The older dissidents are more damaged people, easier to love if not to like, and familiar to those who have studied the dissidents of Eastern Europe. And yet there is still something fundamentally different about them, something they lack that men like Czeslaw Milosz, Adam Michnik, or Alexandr Solzhenitsyn had. When these men stood against Communism, they stood on firmer, lower ground than the regime they criticized. They could understand the regime they fought as a rupture in their nation's history, and could refute it with older truths - feudal traditions of freedom, or Christian witness, or a volkische identity prior to and stronger than identification with any one regime. These Chinese dissidents don't seem to have any such ground to stand on. Many of them have turned to Christianity, but it is a strangely pragmatic turn; there is little sense that they have been called. And, besides, at this point in history Christianity is still foreign in China; it is not an indigenous ground on which to stand.

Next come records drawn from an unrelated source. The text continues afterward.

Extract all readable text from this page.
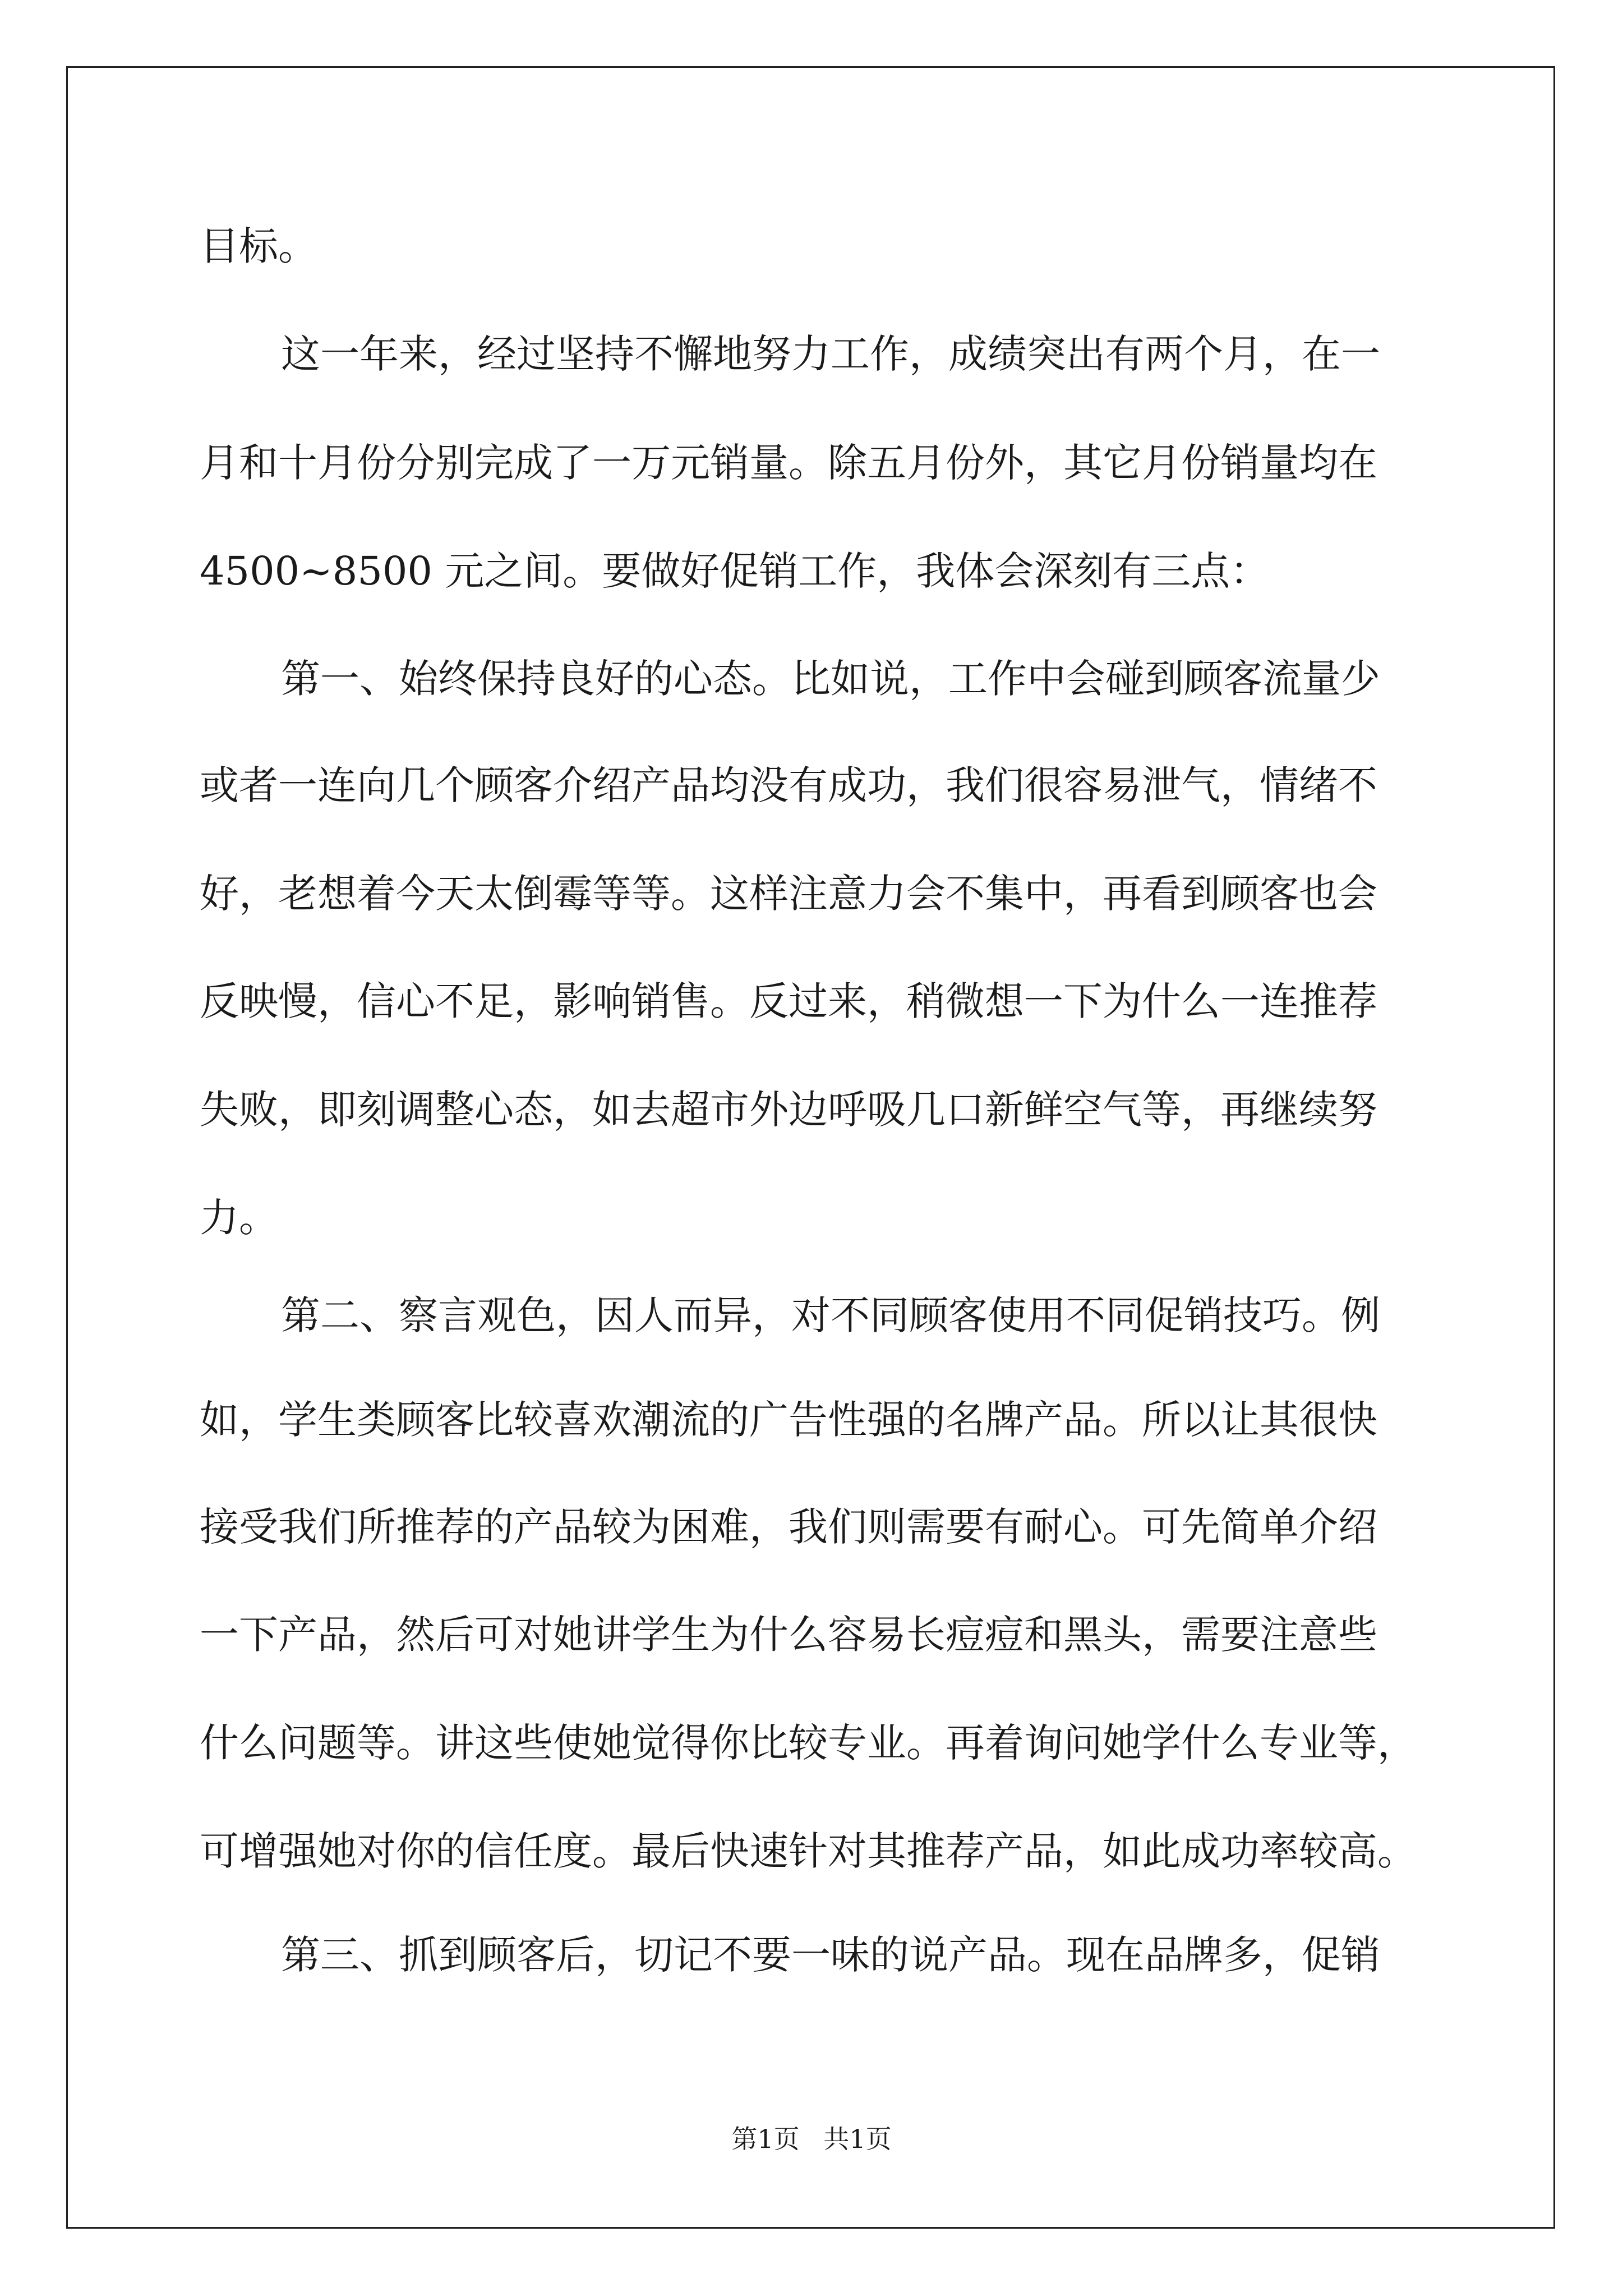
目标。
这一年来，经过坚持不懈地努力工作，成绩突出有两个月，在一
月和十月份分别完成了一万元销量。除五月份外，其它月份销量均在
4500~8500 元之间。要做好促销工作，我体会深刻有三点：
第一、始终保持良好的心态。比如说，工作中会碰到顾客流量少
或者一连向几个顾客介绍产品均没有成功，我们很容易泄气，情绪不
好，老想着今天太倒霉等等。这样注意力会不集中，再看到顾客也会
反映慢，信心不足，影响销售。反过来，稍微想一下为什么一连推荐
失败，即刻调整心态，如去超市外边呼吸几口新鲜空气等，再继续努
力。
第二、察言观色，因人而异，对不同顾客使用不同促销技巧。例
如，学生类顾客比较喜欢潮流的广告性强的名牌产品。所以让其很快
接受我们所推荐的产品较为困难，我们则需要有耐心。可先简单介绍
一下产品，然后可对她讲学生为什么容易长痘痘和黑头，需要注意些
什么问题等。讲这些使她觉得你比较专业。再着询问她学什么专业等，
可增强她对你的信任度。最后快速针对其推荐产品，如此成功率较高。
第三、抓到顾客后，切记不要一味的说产品。现在品牌多，促销
第1页 共1页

None of these dissidents are properly anti-Communists, because none of them see Communism as a tragic and unnecessary detour in Chinese history. Most of them see the Party as irredeemable (though not all; Buruma interviews more than a couple of reform Communists among the dissidents, in China but also in exile), but none of them articulate a China to be reconnected to - even one dredged up from a thousand years ago, or more - that is true, against which Communism is false. This is not true of the dissidents of Poland or the Soviet Union or the rest of the European Communist world. They all knew there was a truth about themselves - not merely as individuals but as part of a nation - that Communism mocked and denied, and this recognition made Communism fundamentally untrue, and not merely a failure.

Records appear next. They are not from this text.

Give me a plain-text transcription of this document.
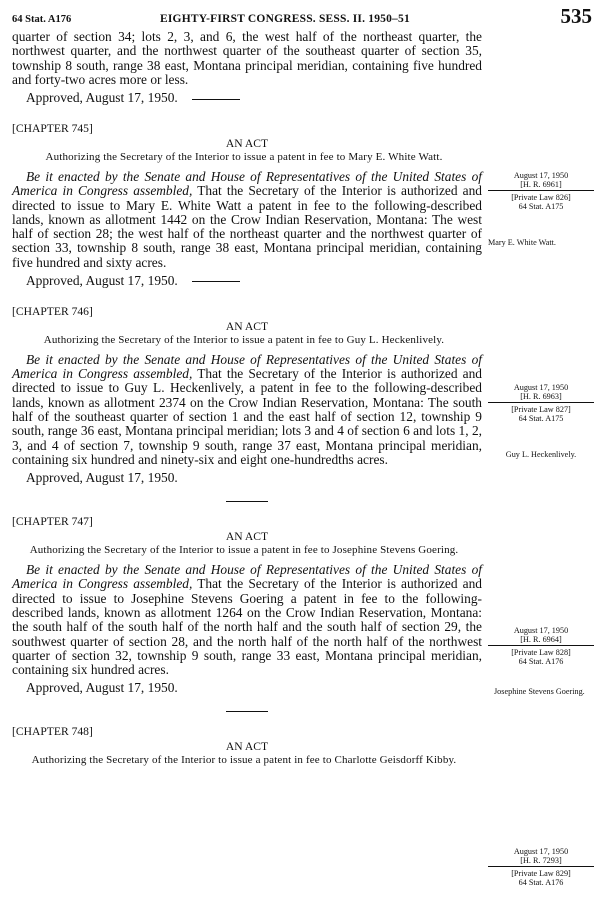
64 Stat. A176	EIGHTY-FIRST CONGRESS. SESS. II. 1950–51	535

quarter of section 34; lots 2, 3, and 6, the west half of the northeast quarter, the northwest quarter, and the northwest quarter of the southeast quarter of section 35, township 8 south, range 38 east, Montana principal meridian, containing five hundred and forty-two acres more or less.

Approved, August 17, 1950.
[CHAPTER 745]
AN ACT
Authorizing the Secretary of the Interior to issue a patent in fee to Mary E. White Watt.

Be it enacted by the Senate and House of Representatives of the United States of America in Congress assembled, That the Secretary of the Interior is authorized and directed to issue to Mary E. White Watt a patent in fee to the following-described lands, known as allotment 1442 on the Crow Indian Reservation, Montana: The west half of section 28; the west half of the northeast quarter and the northwest quarter of section 33, township 8 south, range 38 east, Montana principal meridian, containing five hundred and sixty acres.

Approved, August 17, 1950.
[CHAPTER 746]
AN ACT
Authorizing the Secretary of the Interior to issue a patent in fee to Guy L. Heckenlively.

Be it enacted by the Senate and House of Representatives of the United States of America in Congress assembled, That the Secretary of the Interior is authorized and directed to issue to Guy L. Heckenlively, a patent in fee to the following-described lands, known as allotment 2374 on the Crow Indian Reservation, Montana: The south half of the southeast quarter of section 1 and the east half of section 12, township 9 south, range 36 east, Montana principal meridian; lots 3 and 4 of section 6 and lots 1, 2, 3, and 4 of section 7, township 9 south, range 37 east, Montana principal meridian, containing six hundred and ninety-six and eight one-hundredths acres.

Approved, August 17, 1950.
[CHAPTER 747]
AN ACT
Authorizing the Secretary of the Interior to issue a patent in fee to Josephine Stevens Goering.

Be it enacted by the Senate and House of Representatives of the United States of America in Congress assembled, That the Secretary of the Interior is authorized and directed to issue to Josephine Stevens Goering a patent in fee to the following-described lands, known as allotment 1264 on the Crow Indian Reservation, Montana: the south half of the south half of the north half and the south half of section 29, the southwest quarter of section 28, and the north half of the north half of the northwest quarter of section 32, township 9 south, range 33 east, Montana principal meridian, containing six hundred acres.

Approved, August 17, 1950.
[CHAPTER 748]
AN ACT
Authorizing the Secretary of the Interior to issue a patent in fee to Charlotte Geisdorff Kibby.
August 17, 1950
[H. R. 6961]
[Private Law 826]
64 Stat. A175
Mary E. White Watt.
August 17, 1950
[H. R. 6963]
[Private Law 827]
64 Stat. A175
Guy L. Heckenlively.
August 17, 1950
[H. R. 6964]
[Private Law 828]
64 Stat. A176
Josephine Stevens Goering.
August 17, 1950
[H. R. 7293]
[Private Law 829]
64 Stat. A176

The man who comes closest to being rooted in this way is a peasant in Sichuan, the uncle of a slatternly and thoroughly unpleasant woman who escorts Buruma to the countryside so he can meet her mother, a house Christian (i.e. member of an unapproved church). This uncle dislikes the Communists for taxing him too much for things he doesn't want or need, praises Mao for treating people with equality, but admits that Mao had his bad side and caused many millions of deaths in the Great Leap Forward. And he asks Buruma whether Jesus was a democrat. He is like something out of Tolstoy: a wise man of the soil unable to understand that honesty is death in this China. His truth is the simplest of all, that of a man who perceives reality directly. This may be the strongest truth there is, but it is limited. He is a character out of Tolstoy; he is not Tolstoy.

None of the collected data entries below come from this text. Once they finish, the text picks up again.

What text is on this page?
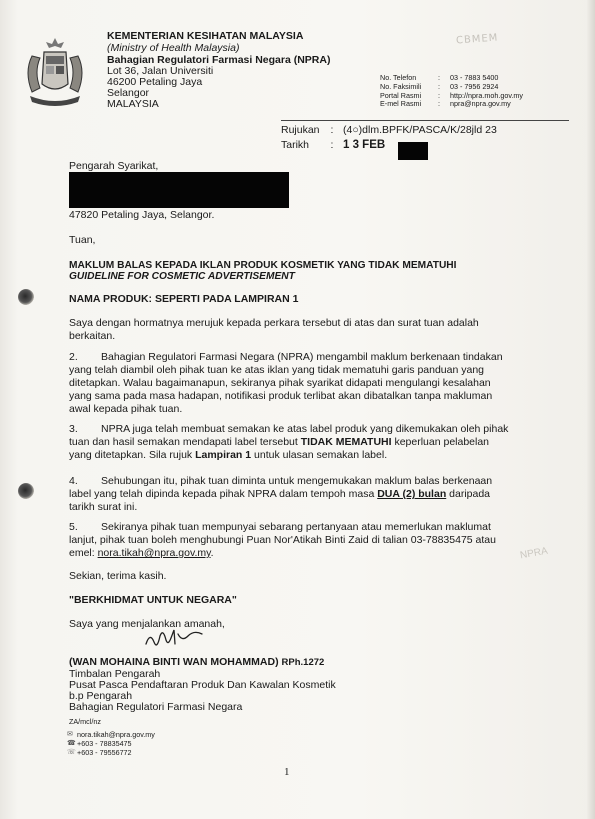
KEMENTERIAN KESIHATAN MALAYSIA
(Ministry of Health Malaysia)
Bahagian Regulatori Farmasi Negara (NPRA)
Lot 36, Jalan Universiti
46200 Petaling Jaya
Selangor
MALAYSIA
CBMEM
No. Telefon	:	03 - 7883 5400
No. Faksimili	:	03 - 7956 2924
Portal Rasmi	:	http://npra.moh.gov.my
E-mel Rasmi	:	npra@npra.gov.my
Rujukan	: (4○)dlm.BPFK/PASCA/K/28jld 23
Tarikh	: 1 3 FEB
Pengarah Syarikat,
47820 Petaling Jaya, Selangor.
Tuan,
MAKLUM BALAS KEPADA IKLAN PRODUK KOSMETIK YANG TIDAK MEMATUHI
GUIDELINE FOR COSMETIC ADVERTISEMENT
NAMA PRODUK: SEPERTI PADA LAMPIRAN 1
Saya dengan hormatnya merujuk kepada perkara tersebut di atas dan surat tuan adalah
berkaitan.
2. Bahagian Regulatori Farmasi Negara (NPRA) mengambil maklum berkenaan tindakan
yang telah diambil oleh pihak tuan ke atas iklan yang tidak mematuhi garis panduan yang
ditetapkan. Walau bagaimanapun, sekiranya pihak syarikat didapati mengulangi kesalahan
yang sama pada masa hadapan, notifikasi produk terlibat akan dibatalkan tanpa makluman
awal kepada pihak tuan.
3. NPRA juga telah membuat semakan ke atas label produk yang dikemukakan oleh pihak
tuan dan hasil semakan mendapati label tersebut TIDAK MEMATUHI keperluan pelabelan
yang ditetapkan. Sila rujuk Lampiran 1 untuk ulasan semakan label.
4. Sehubungan itu, pihak tuan diminta untuk mengemukakan maklum balas berkenaan
label yang telah dipinda kepada pihak NPRA dalam tempoh masa DUA (2) bulan daripada
tarikh surat ini.
5. Sekiranya pihak tuan mempunyai sebarang pertanyaan atau memerlukan maklumat
lanjut, pihak tuan boleh menghubungi Puan Nor'Atikah Binti Zaid di talian 03-78835475 atau
emel: nora.tikah@npra.gov.my.	NPRA
Sekian, terima kasih.
"BERKHIDMAT UNTUK NEGARA"
Saya yang menjalankan amanah,
(WAN MOHAINA BINTI WAN MOHAMMAD) RPh.1272
Timbalan Pengarah
Pusat Pasca Pendaftaran Produk Dan Kawalan Kosmetik
b.p Pengarah
Bahagian Regulatori Farmasi Negara
ZA/mcl/nz
✉ nora.tikah@npra.gov.my
☎ +603 - 78835475
☏ +603 - 79556772
1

Buruma paints a picture of a China strained to the breaking point by repression, a China lacking only the catalyst to cause it to explode. I wonder whether he got a skewed picture by talking to so many dissidents. But even if not, I cannot view with equanimity the prospect of revolution in the Middle Kingdom. A revolution is not a break but a recurrence; all revolutions justify themselves as restorations of something old and lost, or else the collapse into utter barbarism. The latter is, in fact, what happened with the revolutions of 1789, 1917 and 1949, and for that reason they were all failures. Successful revolutions - 1688, 1776, 1870 (that's the Italian Risorgimento, which will stand in for various other successful European national revolutions in the 19th century), 1947 (that's Israel and India), and 1991 - were all about the creation of the new by reconnecting to the old: old liberties long trampled, old nations long obscured. The students of Tiananmen challenged the Party leadership by saying they had betrayed Mao's vision; 1949, then, was the truth they stood on in fomenting their revolution. But 1949 is quicksand. If China is to have another revolution, to what will they return? To listen to most of Buruma's dissidents, to another dynasty founded on little more than the pragmatic need for order.